Codice rosso, in un anno 262 denunciati

7 Giugno 2022

Tra le operazioni spiccano quelle antidroga, consegnati riconoscimenti ai carabinieri che si sono distinti nelle attività 

TERAMO. L a cronaca a scandire l’esserci sempre di una divisa con i tempi infiniti di una pandemia a ridisegnare confini e priorità. E allora ecco che le celebrazioni per il 208° anniversario della fondazione dell’Arma raccontano numeri e immagini di un anno che nessuno dimenticherà. A cominciare dai volti. Che a Teramo sono quelli del luogotenente Roberto Brucoli, militare stimato in servizio a Giulianova, impegnato in missione all’estero e in tantissime operazioni sul territorio, morto per una malattia. L’encomio che l’Arma gli conferisce per una operazione antidroga la riceve il figlio Gabriele, carabiniere come il papà. E quella divisa stringe il cuore dei tantissimi colleghi di Brucoli che lo abbracciano. Ma l’immagine dell’esserci sempre di una divisa è anche quella del luogotenente Francesco Farinaro, comandante della stazione di Martinsicuro dopo un passato alla sezione della polizia giudiziaria della Procura di Teramo, che ieri a Roma ha ricevuto il premio annuale per i comandanti di stazione che si sono particolarmente distinti per la loro attività sul territorio.
I numeri delle operazioni
e il bilancio
Complessivamente negli ultimi 12 mesi sono stati svolti 17.584 servizi di prevenzione sul territorio. Il numero totale delle chiamate ricevute al 112 sono state 82.338, i reati commessi in provincia sono stati 8.817 e per il 93% ha proceduto l’Arma dei carabinieri che ha segnalato 2.224 persone all’autorità giudiziaria. Di grande rilievo è stata l’attività di tutela delle fasce deboli. Nell’ambito di 264 procedure di Codice Rosso sono state denunciate 262 persone e ci sono stati due arresti. Sono state chieste, ottenute e applicate 77 misure cautelari di cui 27 in carcere, 5 arresti domiciliari, 28 divieti di avvicinamento alle vittime, 11 allontanamenti dalla casa familiare e sei ammonimenti del questore. Numeri che per l’Arma provinciale rappresentano motivo di soddisfazione perché hanno evitato il degenerare di situazioni critiche per vittime di reati come maltrattamenti, violenze e stalking.

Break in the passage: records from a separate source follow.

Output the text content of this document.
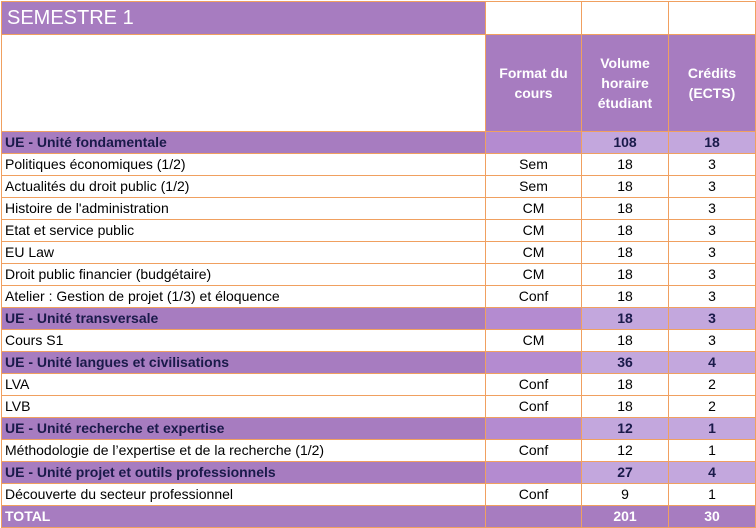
SEMESTRE 1			
	Format du cours	Volume horaire étudiant	Crédits (ECTS)
UE - Unité fondamentale		108	18
Politiques économiques (1/2)	Sem	18	3
Actualités du droit public (1/2)	Sem	18	3
Histoire de l'administration	CM	18	3
Etat et service public	CM	18	3
EU Law	CM	18	3
Droit public financier (budgétaire)	CM	18	3
Atelier : Gestion de projet (1/3) et éloquence	Conf	18	3
UE - Unité transversale		18	3
Cours S1	CM	18	3
UE - Unité langues et civilisations		36	4
LVA	Conf	18	2
LVB	Conf	18	2
UE - Unité recherche et expertise		12	1
Méthodologie de l’expertise et de la recherche (1/2)	Conf	12	1
UE - Unité projet et outils professionnels		27	4
Découverte du secteur professionnel	Conf	9	1
TOTAL		201	30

Il gruppo carabinieri forestali ha effettuato 7.821 controlli con l’individuazione di 138 reati, la denuncia di 95 persone e 18 sequestri. Complessivamente sono state elevate sanzioni per un totale di 206.830 euro. I carabinieri del nucleo ispettorato del lavoro hanno ispezionato 93 aziende, elevato sanzioni amministrative per un totale di 246.203,76 euro e ammende per 136.952,83. Nel corso della pandemia controlli anche per il rispetto dei protocolli Covid.
LA CERIMONIA E la consegna
dei riconoscimenti
Nel corso della cerimonia che si è svolta nel cortile interno della caserma di piazza Madonna del Carmine il comandante provinciale colonnello Emanuele Pipola ha tenuto il suo discorso durante il quale ha evidenziato la vicinanza dell’Arma ai cittadini sin dalla sua fondazione. «Nei suoi 208 anni di storia», ha detto, «l’Arma si è costantemente rinnovata senza mai cambiare. È rimasta fortemente legata alle sue tradizioni e ai suoi principi fondamentali pur continuando ad evolversi non solo da un punto di vista tecnologico ma anche dell’adeguamento alle esigenze sempre mutevoli della società».

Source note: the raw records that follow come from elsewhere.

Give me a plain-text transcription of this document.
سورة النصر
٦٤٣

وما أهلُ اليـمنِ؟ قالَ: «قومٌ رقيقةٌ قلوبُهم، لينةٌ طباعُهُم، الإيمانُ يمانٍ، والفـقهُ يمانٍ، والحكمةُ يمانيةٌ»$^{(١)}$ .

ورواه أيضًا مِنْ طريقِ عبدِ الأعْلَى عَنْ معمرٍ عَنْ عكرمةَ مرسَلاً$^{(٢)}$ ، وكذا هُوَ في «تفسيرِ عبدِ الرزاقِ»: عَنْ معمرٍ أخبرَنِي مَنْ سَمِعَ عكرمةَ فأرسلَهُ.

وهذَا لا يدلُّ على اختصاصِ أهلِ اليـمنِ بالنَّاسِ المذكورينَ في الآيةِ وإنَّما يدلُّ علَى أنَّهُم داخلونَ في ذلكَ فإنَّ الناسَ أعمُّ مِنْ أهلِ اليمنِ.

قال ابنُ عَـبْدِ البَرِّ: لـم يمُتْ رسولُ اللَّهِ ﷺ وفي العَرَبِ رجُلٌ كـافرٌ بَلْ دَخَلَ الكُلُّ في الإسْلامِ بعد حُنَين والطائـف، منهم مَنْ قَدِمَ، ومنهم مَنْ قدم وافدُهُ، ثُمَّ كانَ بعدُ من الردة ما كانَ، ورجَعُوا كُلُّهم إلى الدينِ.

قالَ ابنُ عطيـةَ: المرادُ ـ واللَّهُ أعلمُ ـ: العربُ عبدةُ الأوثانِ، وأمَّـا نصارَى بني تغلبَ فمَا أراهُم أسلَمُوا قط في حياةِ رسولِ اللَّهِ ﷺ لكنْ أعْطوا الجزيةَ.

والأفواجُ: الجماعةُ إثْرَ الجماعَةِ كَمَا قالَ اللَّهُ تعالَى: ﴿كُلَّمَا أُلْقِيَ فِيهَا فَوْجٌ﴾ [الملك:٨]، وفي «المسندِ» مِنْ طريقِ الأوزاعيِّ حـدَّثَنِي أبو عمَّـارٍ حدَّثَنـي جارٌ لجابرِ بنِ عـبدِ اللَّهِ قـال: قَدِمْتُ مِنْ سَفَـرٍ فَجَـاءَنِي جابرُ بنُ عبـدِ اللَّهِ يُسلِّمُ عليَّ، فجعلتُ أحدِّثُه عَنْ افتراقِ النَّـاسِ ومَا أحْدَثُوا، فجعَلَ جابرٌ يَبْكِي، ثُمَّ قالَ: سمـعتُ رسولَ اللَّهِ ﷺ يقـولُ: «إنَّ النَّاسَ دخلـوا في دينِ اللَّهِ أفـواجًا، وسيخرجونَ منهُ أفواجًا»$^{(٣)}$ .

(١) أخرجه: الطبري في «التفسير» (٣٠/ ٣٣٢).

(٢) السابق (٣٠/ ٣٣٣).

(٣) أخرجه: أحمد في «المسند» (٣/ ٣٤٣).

Questi i riconoscimenti assegnati: encomio semplice all’appuntato Anido Giorgio Chionchio; encomio semplice al tenente colonnello Luigi Vaglio, comandante della compagnia di Teramo; encomio semplice alla stazione di Notaresco composta dal maresciallo Mario Di Filippantonio, maresciallo ordinario Alfredo Fidelibus, brigadiere Gianfranco Casaluce, appuntati Maurizio Di Nicolantonio, Fabio D’Angelo e Dimitri Di Marco; encomio semplice ai luogotenenti Paolo Gentile e Roberto Brucoli (quello ritirato dal figlio Gabriele) della compagnia di Giulianova; encomio semplice ai luogotenenti Vincenzo Candela e al vice brigadiere Antonio Tulii (compagnia di Giulianova), al carabiniere scelto Carlo Piazzolla e al carabiniere Valeria Paparella (entrambi alla stazione di Roseto); encomio semplice al maresciallo capo Claudio Corsetti e al brigadiere Domenico Pipoli, addetti al nucleo investigativo di Teramo; encomio semplice al luogotenente della Forestale, ora in congedo, Giovanni Quaranta.